Rachel managed to reach me, right at her limit, very faintly. She says something has happened to Mark.’

‘They’ve caught him?’

‘No. She thinks not. He’d have let her know if it were that. He’s simply stopped. Not a thing from him in over twenty-four hours now.’

‘An accident perhaps? Remember Walter Brent — that boy who was killed by a tree? He just stopped like that.’

‘It might be. Rachel just doesn’t know. She’s frightened; it leaves her all alone now. She was right at her limit, and I was almost. Another two or three miles, and we’ll be out of touch.’

‘It’s queer I didn’t hear at least your side of this,’ I told him.

‘Probably while you were knocked out,’ he suggested.

‘Well, when Petra wakes she’ll be able to keep in touch with Rachel,’ I reminded him. ‘She doesn’t seem to have any kind of limit.’

‘Yes, of course. I’d forgotten that,’ he agreed. ‘It will help her a bit.’

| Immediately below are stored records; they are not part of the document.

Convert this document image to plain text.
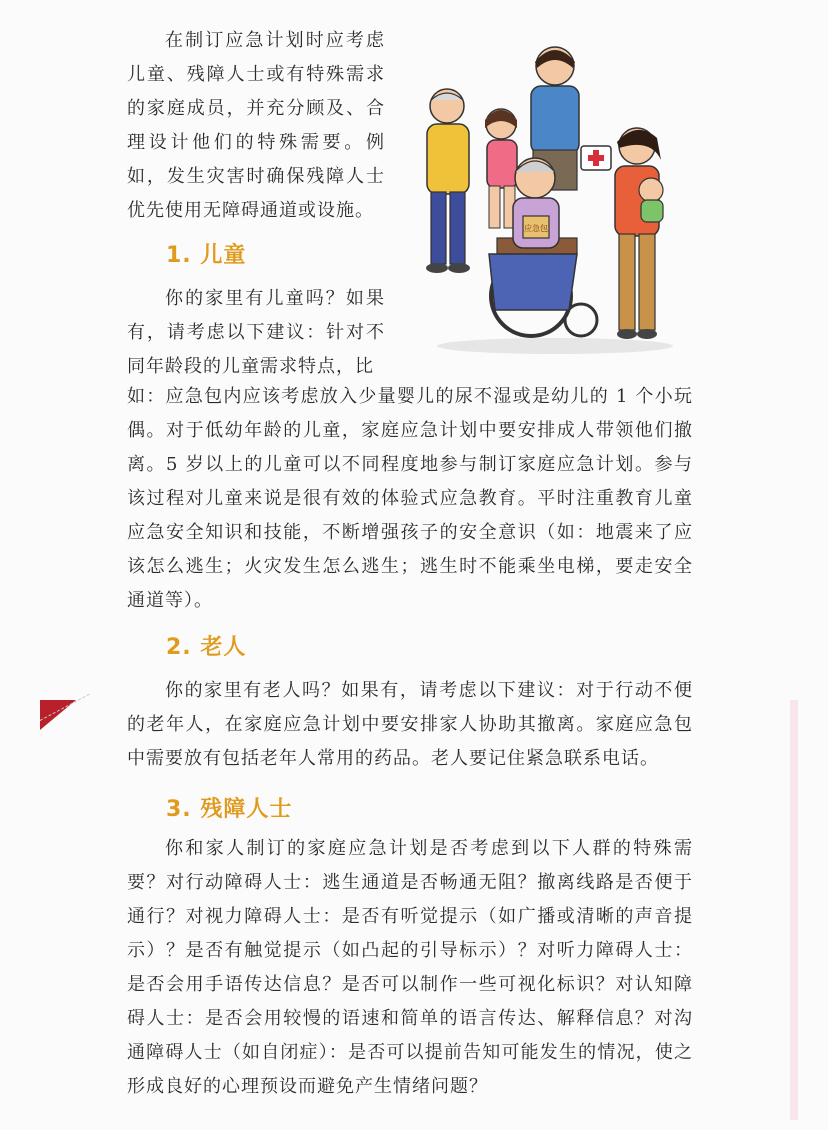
在制订应急计划时应考虑儿童、残障人士或有特殊需求的家庭成员，并充分顾及、合理设计他们的特殊需要。例如，发生灾害时确保残障人士优先使用无障碍通道或设施。

应急包
1. 儿童

你的家里有儿童吗？如果有，请考虑以下建议：针对不同年龄段的儿童需求特点，比

如：应急包内应该考虑放入少量婴儿的尿不湿或是幼儿的 1 个小玩偶。对于低幼年龄的儿童，家庭应急计划中要安排成人带领他们撤离。5 岁以上的儿童可以不同程度地参与制订家庭应急计划。参与该过程对儿童来说是很有效的体验式应急教育。平时注重教育儿童应急安全知识和技能，不断增强孩子的安全意识（如：地震来了应该怎么逃生；火灾发生怎么逃生；逃生时不能乘坐电梯，要走安全通道等）。

2. 老人

你的家里有老人吗？如果有，请考虑以下建议：对于行动不便的老年人，在家庭应急计划中要安排家人协助其撤离。家庭应急包中需要放有包括老年人常用的药品。老人要记住紧急联系电话。

3. 残障人士

你和家人制订的家庭应急计划是否考虑到以下人群的特殊需要？对行动障碍人士：逃生通道是否畅通无阻？撤离线路是否便于通行？对视力障碍人士：是否有听觉提示（如广播或清晰的声音提示）？是否有触觉提示（如凸起的引导标示）？对听力障碍人士：是否会用手语传达信息？是否可以制作一些可视化标识？对认知障碍人士：是否会用较慢的语速和简单的语言传达、解释信息？对沟通障碍人士（如自闭症）：是否可以提前告知可能发生的情况，使之形成良好的心理预设而避免产生情绪问题？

A few moments later a hand came under the curtain, pushing a wooden bowl into the cave-mouth. Sophie scrambled in after it, and gave it to me. She trimmed up the disgusting candles and then squatted down on the skin of some unidentifiable animal while I helped myself with a wooden spoon. An odd dish; it appeared to consist of several kinds of shoots, diced meat, and crumbled hard-bread, but the result was not at all bad, and very welcome. I enjoyed it, almost to the last when I was suddenly smitten in a way that sent a whole spoonful cascading down my shirt. Petra was awake again.

I got in a response at once. Petra switched straight from distress to elation. It was nattering, but almost as painful. Evidently she woke Rosalind, for I caught her pattern among the chaos of Michael asking what the hell? and Petra’s Sealand friend anxiously protesting.

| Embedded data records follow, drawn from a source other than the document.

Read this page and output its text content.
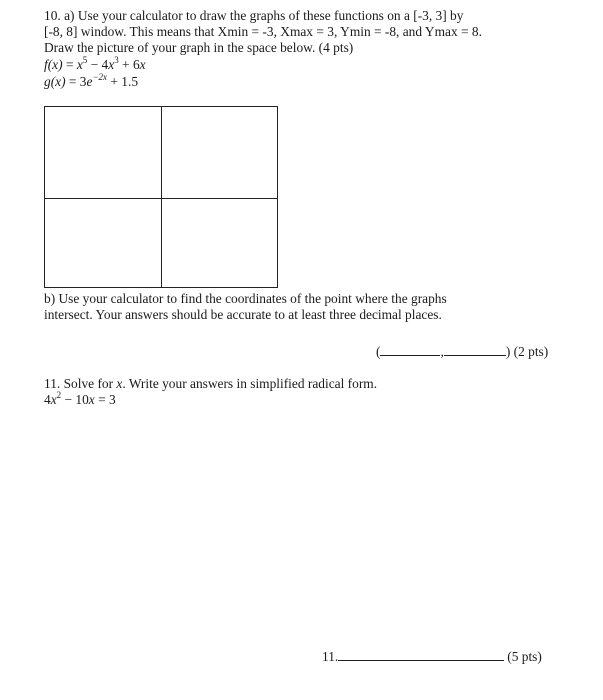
10. a) Use your calculator to draw the graphs of these functions on a [-3, 3] by
[-8, 8] window. This means that Xmin = -3, Xmax = 3, Ymin = -8, and Ymax = 8.
Draw the picture of your graph in the space below. (4 pts)
$f(x) = x^5 - 4x^3 + 6x$
$g(x) = 3e^{-2x} + 1.5$
b) Use your calculator to find the coordinates of the point where the graphs
intersect. Your answers should be accurate to at least three decimal places.
(	,	) (2 pts)
11. Solve for x. Write your answers in simplified radical form.
$4x^2 - 10x = 3$
11.	(5 pts)
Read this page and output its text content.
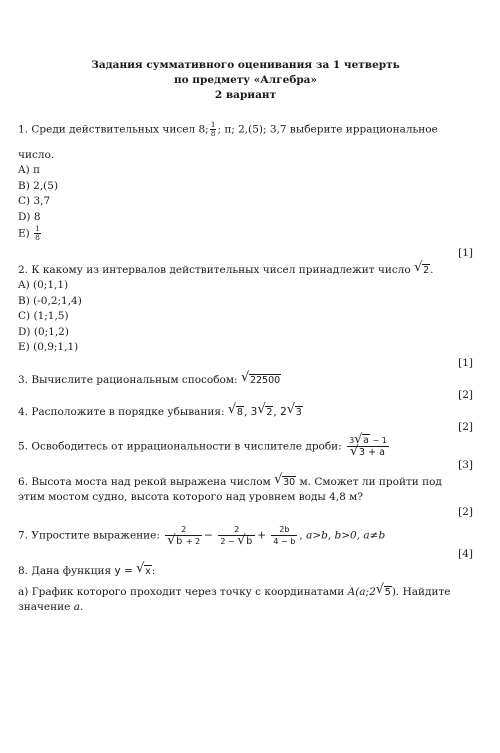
Задания суммативного оценивания за 1 четверть
по предмету «Алгебра»
2 вариант
1. Среди действительных чисел 8; $\frac{1}{8}$ ; π; 2,(5); 3,7 выберите иррациональное
число.
A) π
B) 2,(5)
C) 3,7
D) 8
$E) \frac{1}{8}$
[1]
2. К какому из интервалов действительных чисел принадлежит число √ 2.
A) (0;1,1)
B) (-0,2;1,4)
C) (1;1,5)
D) (0;1,2)
E) (0,9;1,1)
[1]
3. Вычислите рациональным способом: √ 22500
[2]
4. Расположите в порядке убывания: √ 8, 3 √ 2, 2 √ 3
[2]
5. Освободитесь от иррациональности в числителе дроби: $\frac{3 √ a - 1}{√ 3 + a}$
[3]
6. Высота моста над рекой выражена числом √ 30 м. Сможет ли пройти под
этим мостом судно, высота которого над уровнем воды 4,8 м?
[2]
7. Упростите выражение: $\frac{2}{√ b + 2} - \frac{2}{2 - √ b} + \frac{2b}{4 - b}$ , a>b, b>0, a≠b
[4]
8. Дана функция y = √ x:
а) График которого проходит через точку с координатами A(a;2 √ 5). Найдите
значение a.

Presently Petra got a hold of herself, and the turmoil quietened down. There was a sense of all other parties relaxing cautiously.

‘Is she safe now? What was all that thunder and lightning about?’ Michael inquired.

Petra told us, keeping it down with an obvious effort:

‘We thought David was dead. We thought they’d killed him.’

Now I began to catch Rosalind’s thoughts, firming into comprehensible shapes out of a sort of swirl. I was humbled, bowled over, happy, and distressed all at the same time. I could not think much more clearly in response, for all I tried. It was Michael who put an end to that.

‘This is scarcely decent for third parties,’ he observed. ‘When you two can disentangle yourselves there are other things to be discussed.’ He paused. ‘Now,’ he continued,’ what is the position?’

We sorted it out. Rosalind and Petra were still in the tent where I had last seen them. The spider-man had gone away, leaving a large, pink-eyed, white-haired man in charge of them. I explained my situation.

‘Very well,’ said Michael. ‘You say this spider-man seems to be in some sort of authority, and that he has come forward towards the fighting. You’ve no idea whether he intends to join in the fighting himself, or whether he is simply making tactical dispositions? You see, if it is the latter he may come back at any time.’

‘I’ve no idea,’ I told him.

Rosalind came in abruptly, as near to hysteria as I had known her.

‘I’m frightened of him. He’s a different kind. Not like us. Not the same sort at all. It would be outrageous — like an animal. I couldn’t, ever… If he tries to take me I shall kill myself….’

Michael threw himself on that like a pail of ice-water.

‘You won’t do anything so damned silly. You’ll kill the spider-man, if necessary.’ With an air of having settled that point conclusively he turned his attention elsewhere. At his full range he directed a question to Petra’s friend.

‘You still think you can reach us?’

The reply came still from a long distance, but clearly and without effort now. It was a calmly confident ‘Yes’.

‘When?’ Michael asked.

There was a pause before the reply, as if for consultation, then:

‘In not more than sixteen hours from now,’ she told him, just as confidently. Michael’s scepticism diminished. For the first time he allowed himself to admit the possibility of her help.

‘Then it is a question of ensuring that you three are kept safe for that long,’ he told us, meditatively.

‘Wait a minute. Just hold on a bit,’ I told them.

I looked up at Sophie. The smoky candles gave enough light to show that she was watching my face intently, a little uneasily.

‘You were “talking” to that girl?’ she said.